Türk milletinin, egemenlik hakları söz konusu olduğunda caydırıcı olmaya niyetlenen hiçbir harici odağa boyun eğmediğini ve bundan sonra da eğmeyeceğini vurgulayan Yalçın, şöyle devam etti:
"Egemenliğimize ne el, ne de dil uzatılmasına izin veririz. Türk milleti adına karar alan yargı mercii de, vazgeçilmez hak ve çıkarlarımızı göz ardı edecek bir karar vermeyecektir. Danıştay’ın ilgili dairesinden; bizi sorgulamaya cüret eden Batılı siyasetçilerle hala Hilal-Salip kavgası uman ve aklı mazide kalmış bazı din adamlarına tarihi ders mahiyetinde bir karar çıkmasını bekliyoruz. Danıştay 10. Dairesi’nin millet adına karar verirken milli irade ve temayülü dikkate alacağına, ayrıca Ayasofya'nın vakıf malı statüsünde olduğu gerçeğini göz önünde bulunduracağına inanıyoruz. Ayasofya’nın statüsüyle ilgili nihai karar hakkı ve yetkinin, egemenlik ve bağımsızlık hukukumuzun millet adına icrai temsilcisi olan hükümete ait olduğunu kamuoyuna hatırlatıyoruz."

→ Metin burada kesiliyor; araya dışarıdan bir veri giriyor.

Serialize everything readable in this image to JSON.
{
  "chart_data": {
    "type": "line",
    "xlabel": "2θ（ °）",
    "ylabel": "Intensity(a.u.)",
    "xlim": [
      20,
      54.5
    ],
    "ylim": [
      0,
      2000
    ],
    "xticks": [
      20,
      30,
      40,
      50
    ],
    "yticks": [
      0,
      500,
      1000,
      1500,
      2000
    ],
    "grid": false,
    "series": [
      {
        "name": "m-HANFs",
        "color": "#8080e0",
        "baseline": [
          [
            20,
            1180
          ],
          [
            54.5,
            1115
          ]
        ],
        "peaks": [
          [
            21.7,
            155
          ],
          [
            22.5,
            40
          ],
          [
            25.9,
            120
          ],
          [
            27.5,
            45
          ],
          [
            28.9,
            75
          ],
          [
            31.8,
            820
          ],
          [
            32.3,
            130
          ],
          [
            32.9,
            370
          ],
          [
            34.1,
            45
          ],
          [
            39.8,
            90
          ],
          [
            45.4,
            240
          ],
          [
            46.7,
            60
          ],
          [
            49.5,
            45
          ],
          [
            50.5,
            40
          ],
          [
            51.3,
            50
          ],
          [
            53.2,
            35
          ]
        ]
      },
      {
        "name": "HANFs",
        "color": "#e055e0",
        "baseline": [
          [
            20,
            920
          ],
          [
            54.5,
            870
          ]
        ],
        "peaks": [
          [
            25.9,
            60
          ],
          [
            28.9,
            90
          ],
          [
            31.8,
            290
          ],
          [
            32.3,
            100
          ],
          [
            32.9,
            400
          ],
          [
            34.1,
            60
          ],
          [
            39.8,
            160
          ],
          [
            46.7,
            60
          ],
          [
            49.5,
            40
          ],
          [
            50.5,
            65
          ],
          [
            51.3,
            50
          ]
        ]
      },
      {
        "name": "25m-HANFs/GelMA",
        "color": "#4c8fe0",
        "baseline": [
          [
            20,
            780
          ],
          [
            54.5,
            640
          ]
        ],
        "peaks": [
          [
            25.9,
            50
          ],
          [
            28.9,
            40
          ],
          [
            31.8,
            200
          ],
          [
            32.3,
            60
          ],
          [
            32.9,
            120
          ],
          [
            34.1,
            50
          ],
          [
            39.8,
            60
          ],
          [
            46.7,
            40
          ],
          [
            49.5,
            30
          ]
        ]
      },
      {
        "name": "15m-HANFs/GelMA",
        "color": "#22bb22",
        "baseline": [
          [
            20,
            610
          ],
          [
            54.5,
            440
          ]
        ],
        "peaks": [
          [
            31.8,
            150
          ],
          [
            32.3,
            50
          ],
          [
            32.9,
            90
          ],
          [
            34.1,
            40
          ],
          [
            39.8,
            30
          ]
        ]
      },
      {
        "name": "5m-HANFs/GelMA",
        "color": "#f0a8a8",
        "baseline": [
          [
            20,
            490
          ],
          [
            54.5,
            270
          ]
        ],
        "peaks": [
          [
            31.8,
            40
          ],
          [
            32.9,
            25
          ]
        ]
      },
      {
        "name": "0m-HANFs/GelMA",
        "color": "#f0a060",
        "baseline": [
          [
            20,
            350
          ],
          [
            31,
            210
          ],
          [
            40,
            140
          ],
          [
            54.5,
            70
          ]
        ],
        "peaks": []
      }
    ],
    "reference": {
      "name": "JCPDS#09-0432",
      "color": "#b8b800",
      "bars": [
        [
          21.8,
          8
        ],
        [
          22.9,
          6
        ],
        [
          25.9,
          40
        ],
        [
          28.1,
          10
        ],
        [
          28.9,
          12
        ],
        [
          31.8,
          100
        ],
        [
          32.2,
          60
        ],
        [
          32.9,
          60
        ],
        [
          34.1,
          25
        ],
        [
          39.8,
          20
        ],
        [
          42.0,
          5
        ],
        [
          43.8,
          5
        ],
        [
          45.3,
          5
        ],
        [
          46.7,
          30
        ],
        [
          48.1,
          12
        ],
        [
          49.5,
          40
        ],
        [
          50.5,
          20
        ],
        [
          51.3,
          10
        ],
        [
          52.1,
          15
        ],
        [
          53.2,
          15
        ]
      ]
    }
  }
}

Hükümetin de son kararı verirken, Ayasofya'nın ibadete açılması yönünde millet nezdinde beliren arzu ve kamuoyuna yansıyan iradeyi görmezden gelmeyeceğini bildiklerini ifade eden Semih Yalçın, şunları kaydetti:
"Hükümetin, büyük ecdadımız Fatih Sultan Mehmet’in bıraktığı tarihi vasiyeti de göz önüne alacağından şüphe duymuyoruz. Son olarak Türkiye’nin egemenlik haklarına dil uzatmaya yeltenen küresel aktörlere, tarihte hep yaptığımız gibi yeni bir tarihi ders vermenin tam zamanı olduğunu duyuruyoruz. MHP olarak hükümetin milli çıkarlarımız paralelinde alacağı kararın arkasında var gücümüzle, milletten aldığımız kuvvetle yalçın kaya gibi duracağımızı şimdiden bir kez daha ilan ediyoruz."